[Python-3000] Parameter types and multiple method dispatch

Thu Jul 20 10:08:26 CEST 2006

I've been thinking about the proposed "parameter types" feature of 
Python 3000. And there are two aspects of the current proposal that I 
find somewhat troubling.

Let me first review what the proposal is. The idea is that a new syntax 
would be added to allow specification of a "function signature" - 
essentially a way to annotate individual parameters and have those 
annotations be accessible via the function object.

In addition, one of the key design points is that these annotations 
would have no fixed meaning, but would instead simply be objects that 
are interpreted in various contexts, including function decorators for 
which the annotations might have special meaning.

I'm going to go out on a limb here and say that both of these concepts 
are less useful than one would think, and are likely to create a host of 
problems. I suspect that the proposed design will lead to difficulty of 
interpretation, and conflicts between different but overlapping goals 
within the design of a program.

The first difficulty has to do with the way in which the arguments are 
represented, specifically the notion that each annotation is associated 
with a specific formal parameter.

A python function declaration is a kind of mapping between input 
arguments and formal parameters. As we know from reading the Python 
language reference, this mapping is in many instances a non-trivial 
transformation.

For example, if I have a function:

    def X( a=2, b=3, *c, **d ):
       ...

and I call it with:

    X( b=100, f=9 )

We end with with values of 'a=2, b=100, c=[], and d={f:9}. However, 
those values can only be accessed from within the function body - there 
is no way for a decorator or any other external code to know what those 
values are. Even if the decorator 'wraps' the function, it only knows 
what actual parameters were passed - it can't *directly* know the value 
of a, b, c, and d, although it can attempt to *emulate* the mapping by 
reimplementing the parameter assignment algorithm.

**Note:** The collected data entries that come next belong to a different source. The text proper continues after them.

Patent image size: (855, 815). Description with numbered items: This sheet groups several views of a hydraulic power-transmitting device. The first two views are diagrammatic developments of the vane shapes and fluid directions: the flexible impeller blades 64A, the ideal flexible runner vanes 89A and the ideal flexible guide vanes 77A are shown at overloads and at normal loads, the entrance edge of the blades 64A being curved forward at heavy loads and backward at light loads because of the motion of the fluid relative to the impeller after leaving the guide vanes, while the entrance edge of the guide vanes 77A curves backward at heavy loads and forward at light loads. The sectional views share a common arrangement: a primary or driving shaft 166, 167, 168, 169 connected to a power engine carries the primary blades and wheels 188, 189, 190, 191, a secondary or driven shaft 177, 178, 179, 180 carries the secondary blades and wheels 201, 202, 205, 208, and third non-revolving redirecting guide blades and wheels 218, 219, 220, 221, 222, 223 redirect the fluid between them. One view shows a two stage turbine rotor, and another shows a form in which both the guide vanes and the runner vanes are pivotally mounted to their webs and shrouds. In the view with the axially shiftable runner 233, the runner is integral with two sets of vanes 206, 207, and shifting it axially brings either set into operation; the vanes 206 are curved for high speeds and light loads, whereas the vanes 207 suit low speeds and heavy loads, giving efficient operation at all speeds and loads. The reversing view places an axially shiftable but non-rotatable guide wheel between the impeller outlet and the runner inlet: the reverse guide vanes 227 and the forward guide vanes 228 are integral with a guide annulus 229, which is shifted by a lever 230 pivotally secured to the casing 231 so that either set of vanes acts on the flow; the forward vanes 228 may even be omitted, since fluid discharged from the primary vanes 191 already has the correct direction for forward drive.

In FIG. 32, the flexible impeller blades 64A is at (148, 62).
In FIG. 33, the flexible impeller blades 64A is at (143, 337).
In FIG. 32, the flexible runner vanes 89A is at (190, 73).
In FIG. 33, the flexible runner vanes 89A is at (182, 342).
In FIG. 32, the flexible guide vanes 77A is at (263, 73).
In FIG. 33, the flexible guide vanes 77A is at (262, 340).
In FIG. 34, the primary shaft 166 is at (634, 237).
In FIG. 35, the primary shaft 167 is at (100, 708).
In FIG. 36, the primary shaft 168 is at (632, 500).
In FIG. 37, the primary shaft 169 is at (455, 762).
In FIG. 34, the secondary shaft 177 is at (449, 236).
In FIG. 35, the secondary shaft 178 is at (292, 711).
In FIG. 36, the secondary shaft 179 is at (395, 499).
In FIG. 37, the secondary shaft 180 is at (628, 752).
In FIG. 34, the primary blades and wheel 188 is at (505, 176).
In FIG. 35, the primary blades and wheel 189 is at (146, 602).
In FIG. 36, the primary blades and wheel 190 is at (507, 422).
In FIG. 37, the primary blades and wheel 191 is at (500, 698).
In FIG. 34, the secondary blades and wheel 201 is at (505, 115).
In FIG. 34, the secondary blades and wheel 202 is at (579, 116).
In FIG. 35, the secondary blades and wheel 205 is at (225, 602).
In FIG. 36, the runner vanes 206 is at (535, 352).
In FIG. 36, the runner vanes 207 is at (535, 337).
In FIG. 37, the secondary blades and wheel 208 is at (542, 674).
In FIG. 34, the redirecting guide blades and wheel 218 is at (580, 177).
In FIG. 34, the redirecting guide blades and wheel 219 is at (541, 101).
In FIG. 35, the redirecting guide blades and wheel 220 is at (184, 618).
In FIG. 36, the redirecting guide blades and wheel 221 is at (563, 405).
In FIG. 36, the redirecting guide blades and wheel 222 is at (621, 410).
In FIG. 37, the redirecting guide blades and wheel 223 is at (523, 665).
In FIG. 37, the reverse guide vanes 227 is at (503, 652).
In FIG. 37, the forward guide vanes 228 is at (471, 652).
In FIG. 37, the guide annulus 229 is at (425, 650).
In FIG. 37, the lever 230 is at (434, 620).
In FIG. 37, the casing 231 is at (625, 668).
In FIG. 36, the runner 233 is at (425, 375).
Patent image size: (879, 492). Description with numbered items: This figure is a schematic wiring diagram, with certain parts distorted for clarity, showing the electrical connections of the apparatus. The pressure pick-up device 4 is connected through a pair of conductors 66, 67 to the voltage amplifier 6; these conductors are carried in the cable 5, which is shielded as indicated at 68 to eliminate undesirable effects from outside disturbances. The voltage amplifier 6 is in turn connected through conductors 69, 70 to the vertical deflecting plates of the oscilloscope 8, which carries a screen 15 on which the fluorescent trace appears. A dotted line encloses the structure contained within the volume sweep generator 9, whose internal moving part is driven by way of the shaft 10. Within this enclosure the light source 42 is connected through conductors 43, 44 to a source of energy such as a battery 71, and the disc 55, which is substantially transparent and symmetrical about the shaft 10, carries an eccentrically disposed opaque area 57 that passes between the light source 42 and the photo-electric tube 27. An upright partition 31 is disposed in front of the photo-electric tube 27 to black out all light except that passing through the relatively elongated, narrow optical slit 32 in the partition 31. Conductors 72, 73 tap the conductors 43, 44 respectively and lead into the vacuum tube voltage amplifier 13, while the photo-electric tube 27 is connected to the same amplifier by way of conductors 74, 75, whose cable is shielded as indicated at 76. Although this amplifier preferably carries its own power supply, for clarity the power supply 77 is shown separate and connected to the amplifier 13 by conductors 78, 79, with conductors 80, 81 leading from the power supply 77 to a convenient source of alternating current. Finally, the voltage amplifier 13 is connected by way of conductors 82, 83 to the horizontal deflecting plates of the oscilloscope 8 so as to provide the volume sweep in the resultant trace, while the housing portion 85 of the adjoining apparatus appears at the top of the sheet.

Now, normally decorators don't care about any of this - typically one 
writes a wrapper that simply has the same function signature as the 
method it wraps, and the code that calls the inner function is written 
by the programmer to reverse the transformation, so that the wrapped 
function can recieve the same arguments.

That technique is only useful, however, if the decorator is 
custom-written for functions that have a specific signature. Truly 
generic wrappers typically don't examine the arguments at all, they 
simply pass *args and **kwargs without looking at them too closely.

However, in order to use type annotations, one needs to associate 
between the actual arguments and the formal parameters - because the 
annotations are keyed by the formal parameter they are attached to. One 
way to do this is to simulate the mapping of arguments to formal 
parameters within the decorator. Once you know which formal parameter a 
given value is assigned to, you can then retrieve the annotation for 
that parameter and apply it to the value.

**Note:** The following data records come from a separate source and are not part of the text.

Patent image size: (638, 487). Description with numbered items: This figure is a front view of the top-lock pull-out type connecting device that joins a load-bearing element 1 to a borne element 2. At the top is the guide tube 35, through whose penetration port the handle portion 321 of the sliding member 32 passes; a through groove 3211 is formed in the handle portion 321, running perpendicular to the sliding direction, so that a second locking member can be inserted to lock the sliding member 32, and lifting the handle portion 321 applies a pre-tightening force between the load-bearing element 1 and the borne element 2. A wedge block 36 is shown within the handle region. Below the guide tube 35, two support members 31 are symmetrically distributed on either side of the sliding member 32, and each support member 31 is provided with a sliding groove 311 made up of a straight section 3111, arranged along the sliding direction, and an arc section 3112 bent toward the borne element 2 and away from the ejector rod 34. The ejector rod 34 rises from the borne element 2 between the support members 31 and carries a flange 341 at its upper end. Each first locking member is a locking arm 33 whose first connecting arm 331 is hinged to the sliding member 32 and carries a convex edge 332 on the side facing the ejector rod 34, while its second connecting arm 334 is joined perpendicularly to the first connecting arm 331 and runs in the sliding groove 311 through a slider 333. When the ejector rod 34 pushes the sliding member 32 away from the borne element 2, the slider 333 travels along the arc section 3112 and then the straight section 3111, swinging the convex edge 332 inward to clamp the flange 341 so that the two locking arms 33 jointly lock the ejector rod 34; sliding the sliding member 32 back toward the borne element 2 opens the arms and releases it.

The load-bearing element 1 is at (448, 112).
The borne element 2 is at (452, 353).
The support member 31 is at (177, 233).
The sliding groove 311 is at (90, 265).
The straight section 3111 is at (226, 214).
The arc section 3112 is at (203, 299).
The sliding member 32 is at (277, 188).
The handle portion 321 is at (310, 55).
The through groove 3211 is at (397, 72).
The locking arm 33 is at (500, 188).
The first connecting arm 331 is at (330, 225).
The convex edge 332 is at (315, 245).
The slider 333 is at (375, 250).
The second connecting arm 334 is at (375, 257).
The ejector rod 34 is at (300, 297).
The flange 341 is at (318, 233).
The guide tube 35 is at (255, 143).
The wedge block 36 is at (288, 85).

However, there are a number of drawbacks to doing this - first, the 
mapping algorithm isn't really that simple in the general case. Worse, 
the assignment of arguments to formal parameters is a prime suspect in 
the relative 'slowness' of Python function calls compared to other 
language features - and in order for the decorator to figure out which 
argument goes with which formal parameter, the decorator is now forced 
to perform that same mapping *again*.

Worse still if there is more than one decorator on the function, say 
adding multiple constraints, then each one has to perform this mapping step.

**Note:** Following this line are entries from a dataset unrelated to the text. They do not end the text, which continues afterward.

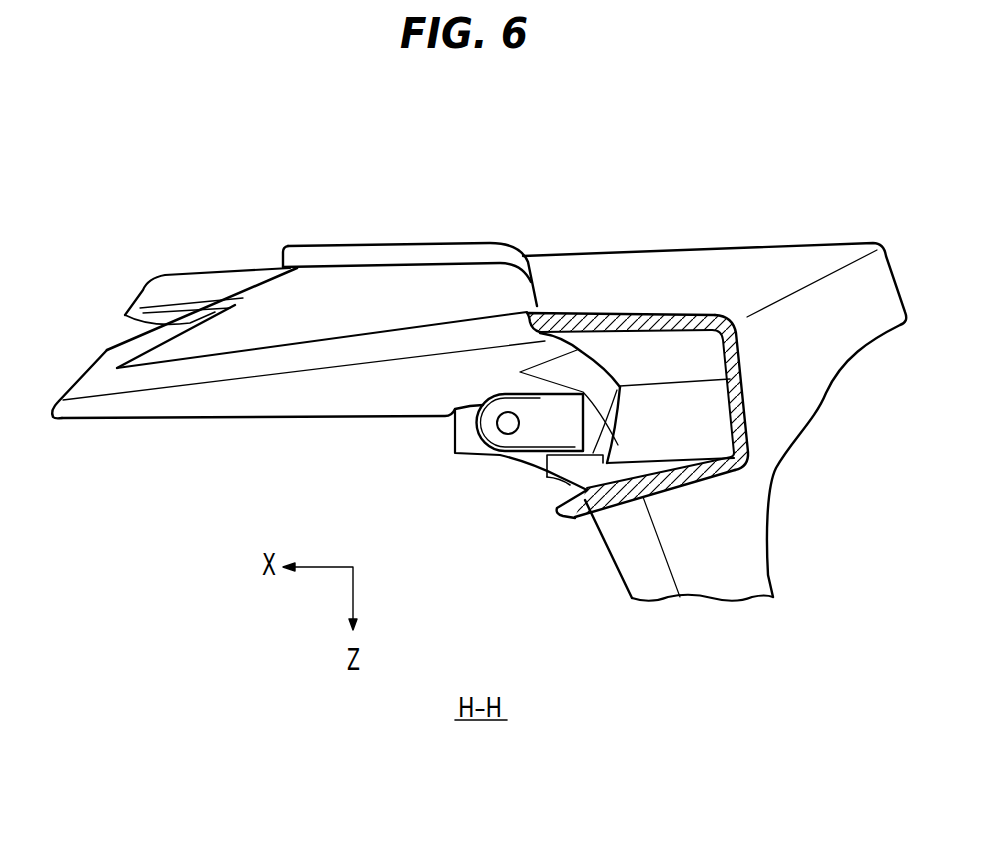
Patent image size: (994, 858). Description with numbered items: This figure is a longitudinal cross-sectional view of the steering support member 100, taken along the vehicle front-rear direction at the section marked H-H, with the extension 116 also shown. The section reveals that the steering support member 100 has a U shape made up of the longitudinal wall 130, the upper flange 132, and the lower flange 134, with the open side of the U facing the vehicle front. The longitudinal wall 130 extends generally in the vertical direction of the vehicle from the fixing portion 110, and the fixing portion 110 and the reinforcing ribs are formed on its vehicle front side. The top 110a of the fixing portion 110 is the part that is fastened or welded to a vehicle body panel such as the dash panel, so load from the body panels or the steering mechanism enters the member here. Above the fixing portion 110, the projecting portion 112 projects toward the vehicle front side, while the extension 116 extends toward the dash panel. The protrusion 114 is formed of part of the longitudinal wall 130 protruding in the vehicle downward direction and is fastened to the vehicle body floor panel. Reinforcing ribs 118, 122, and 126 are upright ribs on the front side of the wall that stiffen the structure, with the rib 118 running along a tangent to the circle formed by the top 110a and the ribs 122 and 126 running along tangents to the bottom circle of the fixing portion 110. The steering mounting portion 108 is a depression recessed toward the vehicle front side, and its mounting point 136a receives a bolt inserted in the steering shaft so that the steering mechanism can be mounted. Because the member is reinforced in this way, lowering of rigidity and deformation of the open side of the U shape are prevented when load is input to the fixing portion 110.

The steering support member 100 is at (537, 184).
The steering mounting portion 108 is at (485, 460).
The fixing portion 110 is at (260, 408).
The top of the fixing portion 110a is at (70, 386).
The projecting portion 112 is at (373, 245).
The protrusion 114 is at (716, 572).
The extension 116 is at (146, 295).
The reinforcing rib 118 is at (253, 312).
The reinforcing rib 122 is at (690, 353).
The reinforcing rib 126 is at (708, 420).
The longitudinal wall 130 is at (746, 347).
The upper flange 132 is at (630, 312).
The lower flange 134 is at (606, 505).
The mounting point 136a is at (500, 425).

A different possibility is to attempt to do the mapping in reverse - 
that is, for a given formal parameter (and its associated type 
annotation), attempt to determine which input argument corresponds to 
that parameter.

The problem with this notion is that the parameter mapping algorithm is 
an iterative one - it would be difficult to come up with an algorithm 
that does Python parameter assignment *in reverse*, that was guaranteed 
to be correct for all possible edge cases.

All of this is fairly trivial for the simple cases (i.e. a function with 
only positional arguments), but that assumes that the decorator has some 
foreknowledge of the kinds of functions that it will decorate. The 
problem is, you don't *need* type annotations for that kind of decorator 
- because if the decorator already has _a priori_ knowledge of the 
function, then usually it will know enough to know what the types of the 
arguments are supposed to be!

Type annotations are more likely to be useful for truly generic 
decorators which will take action based on an inspection of the 
annotations. But the problem is that these are exactly the kind of 
decorators for which the parameter mapping problem is most acute.

My second difficulty is with the notion that type annotations have no 
fixed meaning. The problem here is that, unlike decorators which are 
essentially functions, type annotations are more like data.

A function interface with no assigned meaning (such as a plug-in) can be 
quite useful because functions carry their own 'meaning' with them, 
buried inside the function. Data, on the other hand, requires some 
external agency to interpret them in order to convey meaning.

By saying that annotations have no fixed meaning, what we're really 
saying is that there's no "standard interpretation" of these 
annotations, and that's where IMHO the trouble lies. If there's no 
standard interpretation, then everyone is going to interpret them 
differently. A function with more than one independently-written 
decorator is going to have problems, each decorator trying to pick out 
the parts of the annotations that's meant for them and not the others.

It seems to me that a better solution is to allow the *decorators* to 
have function signatures. For example:

    @overload(int,int)
    def add(a,b):
       ...

The advantage of this is twofold:

First, it means that each decorator can have its own separate signature, 
  independent of any other. That means there's no longer any conflict 
between different decorators attempting to appply different 
interpretations to the same data.

Second, it means that the mapping problem hasn't entirely gone away, but 
has somewhat been reduced, because now the type annotations are 
referring to the *wrapper function's* arguments, not the arguments of 
the wrapped function. This means that the wrapper is now on the 
'inside', and can see all of the variables in their mapped configuration.

Of course, there is still the problem of passing the arguments to the 
inner function - but that's no worse than the problem that decorators 
have today.

The only drawback here is that the syntactical options for expressing 
type signatures as arguments to the decorators are somewhat limited. For 
example, '@overload(int,int,a=int)' doesn't express the notion that a is 
a keyword argument that should be constrained to an int value.

This is more due to a general characteristic of Python, which is that 
syntactical and semantic phases of interpretation of the language are 
kept as discretely separate as possible. Specifically, Python lacks the 
means to pass syntactical constructs as arguments to functions.

-- Talin